BOY: Is Dover a seaport?
MAN: Sure it's a seaport.
BOY: Has Grover a passport?
MAN: I hope so!
BOY: Do gophers eat peanuts?
MAN: I'm not sure!
BOY: Is guava a donut?
MAN: What?
BOY: What! What, you say! You know, if I had a mind I could get quite mad, but I bite my bottom lip and persevere, a lad needs to know, y'know, y'know, y'know.

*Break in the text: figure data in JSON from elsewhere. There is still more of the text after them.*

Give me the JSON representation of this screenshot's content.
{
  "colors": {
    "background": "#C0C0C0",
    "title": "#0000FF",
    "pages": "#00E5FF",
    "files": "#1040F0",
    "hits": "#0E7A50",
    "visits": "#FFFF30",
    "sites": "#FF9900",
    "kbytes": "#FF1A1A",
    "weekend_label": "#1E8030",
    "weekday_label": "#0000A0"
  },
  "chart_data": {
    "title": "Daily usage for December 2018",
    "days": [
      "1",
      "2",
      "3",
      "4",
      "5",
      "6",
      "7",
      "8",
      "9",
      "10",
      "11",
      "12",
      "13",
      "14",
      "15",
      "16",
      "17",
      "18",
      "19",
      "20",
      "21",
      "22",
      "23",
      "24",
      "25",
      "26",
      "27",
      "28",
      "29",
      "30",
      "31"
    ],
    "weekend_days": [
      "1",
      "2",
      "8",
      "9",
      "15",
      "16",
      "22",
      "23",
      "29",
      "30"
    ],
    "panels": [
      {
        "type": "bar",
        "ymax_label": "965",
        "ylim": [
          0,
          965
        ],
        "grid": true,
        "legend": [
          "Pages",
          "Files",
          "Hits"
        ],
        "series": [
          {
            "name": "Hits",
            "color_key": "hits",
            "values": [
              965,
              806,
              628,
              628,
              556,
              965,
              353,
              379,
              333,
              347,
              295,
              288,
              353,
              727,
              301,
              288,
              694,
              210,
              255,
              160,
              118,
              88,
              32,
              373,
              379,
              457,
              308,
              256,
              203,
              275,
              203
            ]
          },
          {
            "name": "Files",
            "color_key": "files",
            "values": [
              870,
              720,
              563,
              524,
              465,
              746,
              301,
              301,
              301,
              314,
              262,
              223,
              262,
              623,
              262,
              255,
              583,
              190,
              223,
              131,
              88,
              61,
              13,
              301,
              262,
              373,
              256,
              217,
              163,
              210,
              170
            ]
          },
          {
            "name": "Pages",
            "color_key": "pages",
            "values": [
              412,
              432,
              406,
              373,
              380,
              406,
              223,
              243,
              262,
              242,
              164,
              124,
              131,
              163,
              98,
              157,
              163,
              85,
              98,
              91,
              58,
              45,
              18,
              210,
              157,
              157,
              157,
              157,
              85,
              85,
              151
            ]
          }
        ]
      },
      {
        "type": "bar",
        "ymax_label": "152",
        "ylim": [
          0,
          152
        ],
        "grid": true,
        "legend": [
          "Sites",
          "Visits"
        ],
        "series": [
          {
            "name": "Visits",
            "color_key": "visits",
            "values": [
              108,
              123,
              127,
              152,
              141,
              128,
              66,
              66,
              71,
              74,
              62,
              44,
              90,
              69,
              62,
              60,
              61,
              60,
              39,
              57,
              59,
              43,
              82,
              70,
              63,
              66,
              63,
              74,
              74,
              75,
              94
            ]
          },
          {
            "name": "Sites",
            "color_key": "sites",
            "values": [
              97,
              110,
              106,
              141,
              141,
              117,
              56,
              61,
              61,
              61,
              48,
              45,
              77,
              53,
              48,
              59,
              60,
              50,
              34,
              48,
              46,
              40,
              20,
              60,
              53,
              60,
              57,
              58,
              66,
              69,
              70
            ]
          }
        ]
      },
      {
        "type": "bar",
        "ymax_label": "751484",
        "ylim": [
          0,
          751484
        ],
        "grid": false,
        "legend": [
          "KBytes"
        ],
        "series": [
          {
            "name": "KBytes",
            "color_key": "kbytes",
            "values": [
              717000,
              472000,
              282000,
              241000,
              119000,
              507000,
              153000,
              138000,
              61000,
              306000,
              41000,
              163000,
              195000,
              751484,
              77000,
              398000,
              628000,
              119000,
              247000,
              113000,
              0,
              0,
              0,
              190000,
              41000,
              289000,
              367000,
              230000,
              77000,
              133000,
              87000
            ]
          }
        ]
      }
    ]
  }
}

BOY: Is Ghana a blood sport?
MAN: Don't be ridiculous!
BOY: You know, I still have questions.

Musically it veers all over the place with instruments jumping in and out and parts of it sounding like someone is leaning on the tape reel as it plays. 'A Sob Story' begins with tape manipulations of what sounds like a musical box, a vocal loop, sobbing sounds, dog-whistle electronics and a vocal line which sounds like an hommage to Robert Wyatt's 'Alifie', and indeed the song is about someone who is wheelchair bound. 'Hats off Gentlemen' begins with a piano loop which is overlayed with other loops, sounding like Steve Reich's 'Different Trains'. 'Renaldo's Trip to Venice' is a quick bombardment of sounds and noises which gives way to 'Ted's Reverie' which closes the album with a building freakout of percussives, clarinet and guitar as we're sucked into the absurd nature of the reverie. This all suddenly disappears down the plughole of that strange backwards masked vocalise which opened the album.

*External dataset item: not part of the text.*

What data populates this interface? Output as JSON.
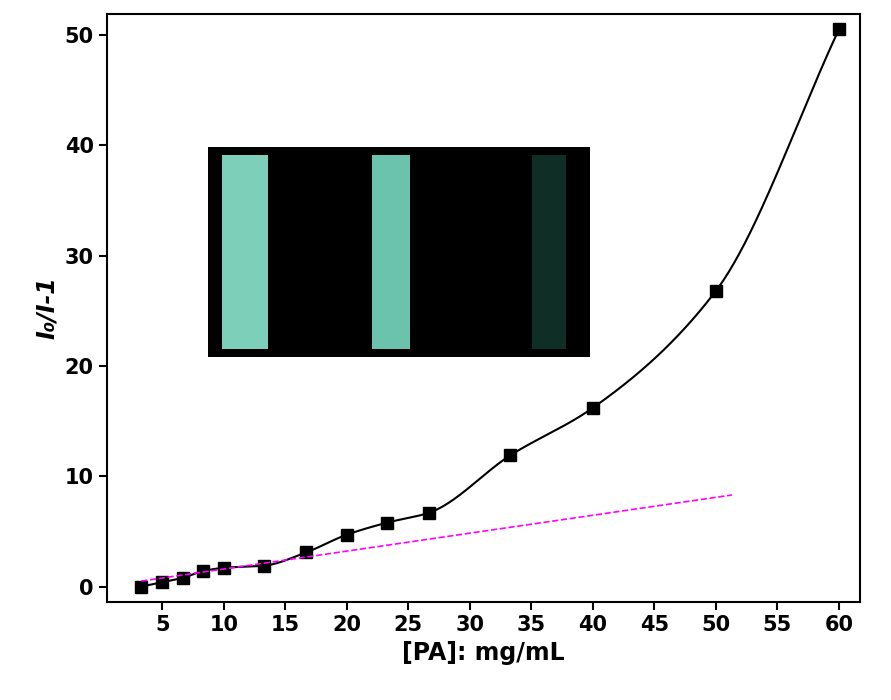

Fantastic weirdness and oddness which puts a peculiarly British slant on The Residents' trademark sound. The frequent whimsy and twisted, sinister undertow combine to create an album of fascinating, warped oddness. Nothing outstays its welcome, and in fact the sheer pace of much of the material and sardine-packed ideas mean several listenings are needed for it all to sink in. The scalpel work and tape manipulation is equal to and evocative of the best of Faust's and Holger Czukay's work. In many ways it is a shame Renaldo and the Loaf are destined to stand in the shadow of their heroes The Residents, as they are definitely as good as them and deserve much more recognition for their own rich, weird brew. If The Residents are, as they claim, as strange as supper, then Renaldo and the Loaf are as strange as teatime.

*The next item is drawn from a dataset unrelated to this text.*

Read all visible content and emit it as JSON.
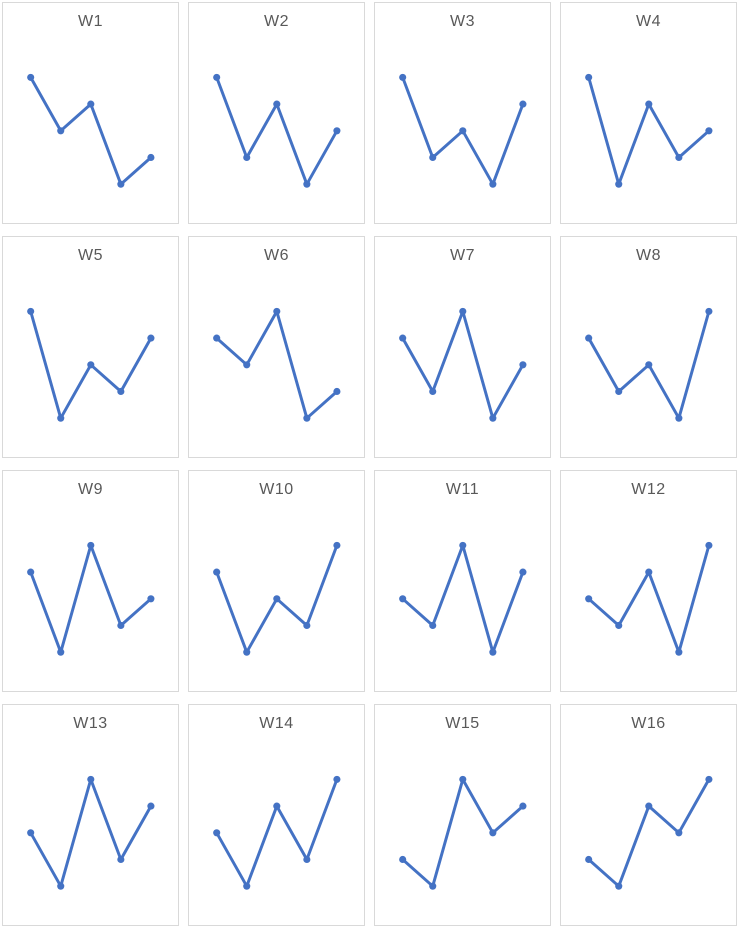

* 'Arabic Yodelling', the follow up album on Ralph Records, is possibly even better than '...Swinging Larvae', with an expanded sound pallette (they do use an electronic keyboard this time) and more accessibility (though equally uncompromising), and it contains the most perfectly strange pop song never to top the charts in the excellent and hilarious 'A Critical Dance'. Well, you can't go wrong with a chorus of 'Your leg's too long / Your skull's too strong / Suppose your nose is wrong / Your eyes are blue / Your ears are too / Your mouth is oozing glue.'
The third album, 'The Elbow Is Taboo' initally disappointed me with its more polished sheen, though having listened to it again in the course of writing this review I have to say it is nowhere near as dissatisfying as I remembered and has much to recommend it.